Стоя на площадке под куполом балагана, Канатоходец уже не смотрел ни вниз, на «глаза», ни на канат, уходящий бесконечной струной в сторону софита. Все эти атрибуты не имели значения. Решение было принято, барабанщик последний раз коснулся палочкой натянутой кожи, и Канатоходец сделал шаг… мимо каната. Зал охнул. Трюкач не упал, не повис на страховке – он исчез, только что был – и вдруг его не стало.

– Вон он, – прозвучал одинокий голос, все посмотрели на протянутую руку из зала и увидели Канатоходца на другой площадке. Шагнув с одной, он очутился на другой, минуя сам канат. Тишину разорвал восторженный рев публики. Зрители неистовствовали так, что шатровые растяжки ходили ходуном. Распорядитель зала, опасаясь за устойчивость конструкции, выскочил на улицу и замер, широко разинув рот. Город, в центре которого стоял балаган, исчез вместе с домами, улицами фонарными столбами, бездомными собаками и сонными жителями. Вокруг, сколько хватало глаз, расстилалась идеально ровная и гладкая поверхность, без ям, холмов неровностей почвы, без растений и деревьев. Земля, если так можно назвать то, что было под ногами, напоминала шоколадную глазурь, аккуратно разлитую поверх пирога. В ночном небе, над головой ошарашенного Распорядителя, висели две бледно-голубые луны.

Настоящая любовь

Мне в дальних странствиях искать покой,

Вам – упокоиться в объятьях страстных,

Но, наклонившись ивой над рекой,

В час одиночества полночный быть несчастной.

1

Скрип уключин навсегда остался в Ее памяти. День был ветреный, бот, который отнял Его у Нее, подпрыгивал на волнах, как молодой сайгак, и Он был вынужден сесть на скамейку, укрывшись от брызг плащом. Толком разглядеть Его в эти последние мгновения прощания возможности не было.
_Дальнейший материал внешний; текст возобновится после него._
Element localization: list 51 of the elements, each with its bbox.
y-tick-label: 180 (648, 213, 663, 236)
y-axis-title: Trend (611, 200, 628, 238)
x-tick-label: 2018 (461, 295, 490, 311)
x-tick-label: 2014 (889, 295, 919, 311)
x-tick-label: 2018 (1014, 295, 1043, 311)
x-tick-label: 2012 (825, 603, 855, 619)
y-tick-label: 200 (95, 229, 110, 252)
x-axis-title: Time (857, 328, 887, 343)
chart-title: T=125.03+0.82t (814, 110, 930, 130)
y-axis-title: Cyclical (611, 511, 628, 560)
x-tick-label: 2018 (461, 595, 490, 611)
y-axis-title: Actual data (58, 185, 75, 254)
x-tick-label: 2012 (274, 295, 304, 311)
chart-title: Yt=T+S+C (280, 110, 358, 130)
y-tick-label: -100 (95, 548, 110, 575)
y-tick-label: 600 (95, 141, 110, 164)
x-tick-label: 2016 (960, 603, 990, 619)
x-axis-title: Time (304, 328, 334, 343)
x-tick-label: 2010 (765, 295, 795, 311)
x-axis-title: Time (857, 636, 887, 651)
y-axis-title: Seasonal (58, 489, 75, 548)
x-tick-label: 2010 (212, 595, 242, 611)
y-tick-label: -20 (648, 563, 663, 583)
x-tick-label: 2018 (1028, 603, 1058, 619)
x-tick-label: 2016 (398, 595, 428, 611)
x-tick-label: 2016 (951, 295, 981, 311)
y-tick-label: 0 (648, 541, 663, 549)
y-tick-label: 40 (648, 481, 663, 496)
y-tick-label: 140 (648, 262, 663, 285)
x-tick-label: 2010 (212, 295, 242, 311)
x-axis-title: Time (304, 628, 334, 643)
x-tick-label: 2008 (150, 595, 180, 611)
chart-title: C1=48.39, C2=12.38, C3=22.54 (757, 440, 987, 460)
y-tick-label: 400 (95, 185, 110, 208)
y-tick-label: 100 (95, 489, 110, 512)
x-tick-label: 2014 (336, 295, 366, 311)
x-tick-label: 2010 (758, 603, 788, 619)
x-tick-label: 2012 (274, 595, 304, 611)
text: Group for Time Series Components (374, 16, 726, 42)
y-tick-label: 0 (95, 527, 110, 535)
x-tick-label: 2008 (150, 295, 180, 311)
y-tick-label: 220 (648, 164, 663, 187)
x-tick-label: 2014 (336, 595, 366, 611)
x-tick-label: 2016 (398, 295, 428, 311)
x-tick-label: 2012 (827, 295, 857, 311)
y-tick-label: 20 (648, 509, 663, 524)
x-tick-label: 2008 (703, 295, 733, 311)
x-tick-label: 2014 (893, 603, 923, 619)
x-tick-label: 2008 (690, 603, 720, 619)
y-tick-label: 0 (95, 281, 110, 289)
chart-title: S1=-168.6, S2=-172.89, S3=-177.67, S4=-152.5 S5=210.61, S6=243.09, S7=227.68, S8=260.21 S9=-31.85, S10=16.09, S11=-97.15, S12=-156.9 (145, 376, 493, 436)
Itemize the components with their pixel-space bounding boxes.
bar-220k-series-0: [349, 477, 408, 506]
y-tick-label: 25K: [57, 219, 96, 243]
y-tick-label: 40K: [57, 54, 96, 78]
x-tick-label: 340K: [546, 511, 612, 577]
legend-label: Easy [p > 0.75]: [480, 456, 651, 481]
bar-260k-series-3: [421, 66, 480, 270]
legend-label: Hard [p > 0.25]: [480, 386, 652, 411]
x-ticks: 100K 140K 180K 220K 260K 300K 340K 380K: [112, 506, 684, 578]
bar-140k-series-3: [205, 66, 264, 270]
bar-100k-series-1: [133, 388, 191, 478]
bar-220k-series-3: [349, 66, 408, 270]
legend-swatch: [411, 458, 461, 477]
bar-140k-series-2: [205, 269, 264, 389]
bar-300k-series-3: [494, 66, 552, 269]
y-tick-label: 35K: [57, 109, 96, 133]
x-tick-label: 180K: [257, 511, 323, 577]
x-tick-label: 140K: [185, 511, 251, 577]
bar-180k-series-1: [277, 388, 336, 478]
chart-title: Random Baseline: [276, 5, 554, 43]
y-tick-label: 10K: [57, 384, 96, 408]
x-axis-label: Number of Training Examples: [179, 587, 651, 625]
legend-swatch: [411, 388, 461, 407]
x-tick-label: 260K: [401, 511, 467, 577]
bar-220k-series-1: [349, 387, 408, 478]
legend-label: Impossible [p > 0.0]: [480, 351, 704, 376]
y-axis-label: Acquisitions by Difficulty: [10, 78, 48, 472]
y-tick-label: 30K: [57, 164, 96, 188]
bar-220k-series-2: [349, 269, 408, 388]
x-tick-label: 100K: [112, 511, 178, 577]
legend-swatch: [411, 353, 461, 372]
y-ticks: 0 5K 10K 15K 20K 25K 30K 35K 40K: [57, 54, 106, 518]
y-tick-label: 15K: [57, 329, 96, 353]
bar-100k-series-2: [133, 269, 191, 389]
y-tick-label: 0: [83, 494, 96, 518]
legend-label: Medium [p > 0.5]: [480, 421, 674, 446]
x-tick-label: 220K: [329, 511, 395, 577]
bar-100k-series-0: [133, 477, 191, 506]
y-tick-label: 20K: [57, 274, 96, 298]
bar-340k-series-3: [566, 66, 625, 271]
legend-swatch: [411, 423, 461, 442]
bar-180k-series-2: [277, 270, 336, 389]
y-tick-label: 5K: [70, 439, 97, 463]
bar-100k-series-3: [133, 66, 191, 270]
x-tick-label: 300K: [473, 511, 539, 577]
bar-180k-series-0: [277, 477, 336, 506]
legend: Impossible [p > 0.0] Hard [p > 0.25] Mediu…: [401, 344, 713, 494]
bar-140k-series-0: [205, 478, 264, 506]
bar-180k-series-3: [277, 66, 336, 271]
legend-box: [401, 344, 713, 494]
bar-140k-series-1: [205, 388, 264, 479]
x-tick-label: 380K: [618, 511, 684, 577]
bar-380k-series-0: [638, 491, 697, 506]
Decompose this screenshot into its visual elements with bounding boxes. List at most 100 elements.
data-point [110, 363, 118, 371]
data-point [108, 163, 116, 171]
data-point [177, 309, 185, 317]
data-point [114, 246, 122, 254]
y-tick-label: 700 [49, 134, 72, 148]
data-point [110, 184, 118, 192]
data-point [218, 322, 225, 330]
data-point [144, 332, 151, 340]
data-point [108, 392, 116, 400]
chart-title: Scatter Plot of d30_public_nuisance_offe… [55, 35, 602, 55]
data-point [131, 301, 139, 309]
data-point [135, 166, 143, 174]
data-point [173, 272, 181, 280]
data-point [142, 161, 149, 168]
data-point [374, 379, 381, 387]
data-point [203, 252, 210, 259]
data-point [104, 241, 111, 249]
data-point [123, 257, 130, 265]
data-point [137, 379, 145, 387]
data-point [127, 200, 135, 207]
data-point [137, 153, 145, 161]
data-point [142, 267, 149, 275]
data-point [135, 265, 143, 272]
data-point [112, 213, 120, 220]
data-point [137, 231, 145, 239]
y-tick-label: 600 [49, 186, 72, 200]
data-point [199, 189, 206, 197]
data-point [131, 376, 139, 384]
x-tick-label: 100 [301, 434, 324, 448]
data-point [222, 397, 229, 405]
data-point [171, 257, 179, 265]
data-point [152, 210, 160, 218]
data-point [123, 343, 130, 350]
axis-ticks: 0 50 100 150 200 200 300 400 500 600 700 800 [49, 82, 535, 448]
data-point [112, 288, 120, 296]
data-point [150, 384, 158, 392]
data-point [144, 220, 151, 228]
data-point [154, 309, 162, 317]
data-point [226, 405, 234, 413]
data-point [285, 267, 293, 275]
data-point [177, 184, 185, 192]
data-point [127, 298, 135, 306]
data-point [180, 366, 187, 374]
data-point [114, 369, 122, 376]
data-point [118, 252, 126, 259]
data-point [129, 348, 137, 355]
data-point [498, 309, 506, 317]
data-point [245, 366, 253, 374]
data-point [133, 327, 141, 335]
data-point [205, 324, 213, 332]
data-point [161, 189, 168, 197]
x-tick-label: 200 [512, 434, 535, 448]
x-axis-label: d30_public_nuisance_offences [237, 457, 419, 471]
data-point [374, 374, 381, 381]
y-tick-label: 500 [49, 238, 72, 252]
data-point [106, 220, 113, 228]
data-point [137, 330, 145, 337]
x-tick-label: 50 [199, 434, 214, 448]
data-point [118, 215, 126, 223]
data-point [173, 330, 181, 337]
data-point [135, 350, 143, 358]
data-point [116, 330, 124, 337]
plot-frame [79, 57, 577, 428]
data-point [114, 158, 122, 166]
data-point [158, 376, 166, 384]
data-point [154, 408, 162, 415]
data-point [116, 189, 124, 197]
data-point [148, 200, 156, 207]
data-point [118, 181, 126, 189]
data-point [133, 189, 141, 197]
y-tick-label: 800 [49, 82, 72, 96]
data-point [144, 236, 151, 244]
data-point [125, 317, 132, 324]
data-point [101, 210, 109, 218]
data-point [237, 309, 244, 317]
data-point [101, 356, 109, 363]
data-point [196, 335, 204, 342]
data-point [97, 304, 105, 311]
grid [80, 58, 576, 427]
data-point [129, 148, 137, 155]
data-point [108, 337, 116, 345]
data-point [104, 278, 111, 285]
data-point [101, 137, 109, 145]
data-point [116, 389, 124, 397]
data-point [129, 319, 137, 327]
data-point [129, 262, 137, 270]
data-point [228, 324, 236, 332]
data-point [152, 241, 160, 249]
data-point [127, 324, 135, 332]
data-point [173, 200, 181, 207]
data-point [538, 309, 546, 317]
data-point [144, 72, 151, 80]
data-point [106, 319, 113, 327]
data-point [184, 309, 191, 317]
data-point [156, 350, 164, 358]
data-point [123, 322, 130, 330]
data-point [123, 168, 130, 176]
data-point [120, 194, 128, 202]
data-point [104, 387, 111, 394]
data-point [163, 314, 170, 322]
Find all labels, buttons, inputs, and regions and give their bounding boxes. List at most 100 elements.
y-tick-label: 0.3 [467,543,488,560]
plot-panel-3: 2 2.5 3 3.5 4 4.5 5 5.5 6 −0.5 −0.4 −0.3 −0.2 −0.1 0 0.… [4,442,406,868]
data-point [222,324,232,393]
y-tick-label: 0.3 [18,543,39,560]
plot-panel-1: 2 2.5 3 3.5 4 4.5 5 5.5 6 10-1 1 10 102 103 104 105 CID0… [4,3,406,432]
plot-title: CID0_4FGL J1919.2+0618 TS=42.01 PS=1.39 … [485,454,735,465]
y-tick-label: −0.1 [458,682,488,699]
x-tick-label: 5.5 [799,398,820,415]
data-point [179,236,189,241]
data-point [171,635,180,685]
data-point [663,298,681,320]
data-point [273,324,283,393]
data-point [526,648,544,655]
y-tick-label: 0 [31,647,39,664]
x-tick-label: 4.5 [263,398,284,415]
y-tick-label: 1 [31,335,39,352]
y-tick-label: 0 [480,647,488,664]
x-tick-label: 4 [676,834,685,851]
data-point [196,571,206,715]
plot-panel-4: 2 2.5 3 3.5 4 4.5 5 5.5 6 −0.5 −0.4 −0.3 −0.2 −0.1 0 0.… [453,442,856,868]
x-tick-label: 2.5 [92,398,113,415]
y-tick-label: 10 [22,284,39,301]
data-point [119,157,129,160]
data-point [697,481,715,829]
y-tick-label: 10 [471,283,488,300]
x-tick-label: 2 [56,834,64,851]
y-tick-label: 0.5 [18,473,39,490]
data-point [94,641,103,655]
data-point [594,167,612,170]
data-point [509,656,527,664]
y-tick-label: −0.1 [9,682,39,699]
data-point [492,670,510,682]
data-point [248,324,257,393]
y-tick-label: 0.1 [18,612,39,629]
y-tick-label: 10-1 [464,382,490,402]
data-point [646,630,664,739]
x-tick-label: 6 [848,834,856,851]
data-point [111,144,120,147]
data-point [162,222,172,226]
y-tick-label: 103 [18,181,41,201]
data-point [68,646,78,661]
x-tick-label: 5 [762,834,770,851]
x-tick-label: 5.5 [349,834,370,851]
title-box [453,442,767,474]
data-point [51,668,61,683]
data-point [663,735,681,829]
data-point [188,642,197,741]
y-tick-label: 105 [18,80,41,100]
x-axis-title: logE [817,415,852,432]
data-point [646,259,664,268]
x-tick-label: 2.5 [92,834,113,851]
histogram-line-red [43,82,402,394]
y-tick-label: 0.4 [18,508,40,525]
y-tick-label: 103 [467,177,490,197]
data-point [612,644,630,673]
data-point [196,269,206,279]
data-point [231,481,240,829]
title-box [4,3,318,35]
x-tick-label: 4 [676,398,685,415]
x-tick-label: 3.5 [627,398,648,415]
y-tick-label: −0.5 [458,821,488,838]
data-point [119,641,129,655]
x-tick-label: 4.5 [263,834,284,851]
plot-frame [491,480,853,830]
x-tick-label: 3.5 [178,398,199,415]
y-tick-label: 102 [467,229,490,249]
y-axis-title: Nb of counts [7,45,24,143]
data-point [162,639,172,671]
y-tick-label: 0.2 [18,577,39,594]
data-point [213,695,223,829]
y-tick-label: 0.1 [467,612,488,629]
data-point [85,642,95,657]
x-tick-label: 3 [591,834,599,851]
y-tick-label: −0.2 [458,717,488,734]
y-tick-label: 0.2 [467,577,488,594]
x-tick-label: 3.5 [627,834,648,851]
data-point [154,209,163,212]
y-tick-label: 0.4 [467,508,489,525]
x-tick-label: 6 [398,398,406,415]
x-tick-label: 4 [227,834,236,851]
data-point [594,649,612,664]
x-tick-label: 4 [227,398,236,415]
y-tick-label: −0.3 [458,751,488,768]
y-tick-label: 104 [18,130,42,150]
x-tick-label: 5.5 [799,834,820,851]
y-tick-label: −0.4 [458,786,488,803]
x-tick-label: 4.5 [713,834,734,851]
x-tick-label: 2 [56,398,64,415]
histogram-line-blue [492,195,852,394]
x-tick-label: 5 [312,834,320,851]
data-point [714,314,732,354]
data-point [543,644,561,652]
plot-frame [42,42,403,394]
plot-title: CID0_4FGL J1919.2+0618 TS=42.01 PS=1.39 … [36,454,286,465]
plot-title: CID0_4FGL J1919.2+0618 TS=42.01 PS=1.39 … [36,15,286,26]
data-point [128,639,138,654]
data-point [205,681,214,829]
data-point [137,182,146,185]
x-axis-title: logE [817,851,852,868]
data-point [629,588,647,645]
Они расстались как-то скомкано, суетливо, возможно, из-за большого количества провожающих, в общем, не так, как хотелось им обоим.

Фрегат «Успешный» еще несколько часов боролся со встречным ветром и наконец, одержав победу, исчез за горизонтом. Она знала тем внутренним женским чутьем, так раздражающим порой мужчин, что «Успешный» не вернется сам и не вернет ей Его. Внутри была абсолютная пустота, ей казалось, что, кроме кожи, продрогшей на ветру, ничего больше нет. Сердце молчало, кровь перестала бежать по венам и просто испарилась, соленый же воздух, влетавший через ноздри, не находил внутри того, что составляет привычную биологическую суть человека. Пустота стала ее наполнением. Она не помнила, как оказалась дома, в своей постели, просто портовый шум исчез, и тишина, спутница пустоты, вытекла из нее наружу, заполнив собой комнату. Очертания стен и мебели поплыли в ее сознании, уши заложило беззвучной патокой, она прислушалась к себе: сердце продолжало хранить молчание, и только оттаявшая под пледом кожа ослабила свою хватку. Она глубоко выдохнула и закрыла глаза.

2

«Успешный» шел под всеми парусами. Стройный, подтянутый, шестнадцатипушечный красавец, услада глаз мариниста, летел над волнами, на зависть врагам.

Он стоял на полубаке и смотрел, как бушприт пытается проткнуть заходящее солнце. Через четверть часа его проглотит море, и полная чернота заберется под камзол, цепкими пальцами вопьется в кожу и разорвет грудную клетку, чтобы наполнить собой ноющее от тоски сердце. А ведь солнце – это все, что напоминало ему о Ней, не будет солнца – не станет и Ее. Он застонал и сполз на палубу, прислонившись к фок-мачте. Баковый с удивлением посмотрел на странного пассажира, но, сделав скидку на морскую болезнь, вернулся к работе впередсмотрящего. Ровное дыхание океана успокаивало, но, ныряя навстречу волне, солнечные лучи на палубе становились каждый раз короче и короче, отползая от бизань-мачты к грот-мачте, еще ближе, вот они коснулись его ботфортов, еще один взлет носа, затем нырок – и темнота вошла в мир. На фрегате зажгли сигнальные фонари, вахтенный бросил взгляд на бедолагу, тот уже не сидел, привалившись к мачте, а лежал на палубе, уткнувшись головой в моток пеньки. «Не откинулся бы, – подумал моряк. – Ладно, доложу боцману после вахты».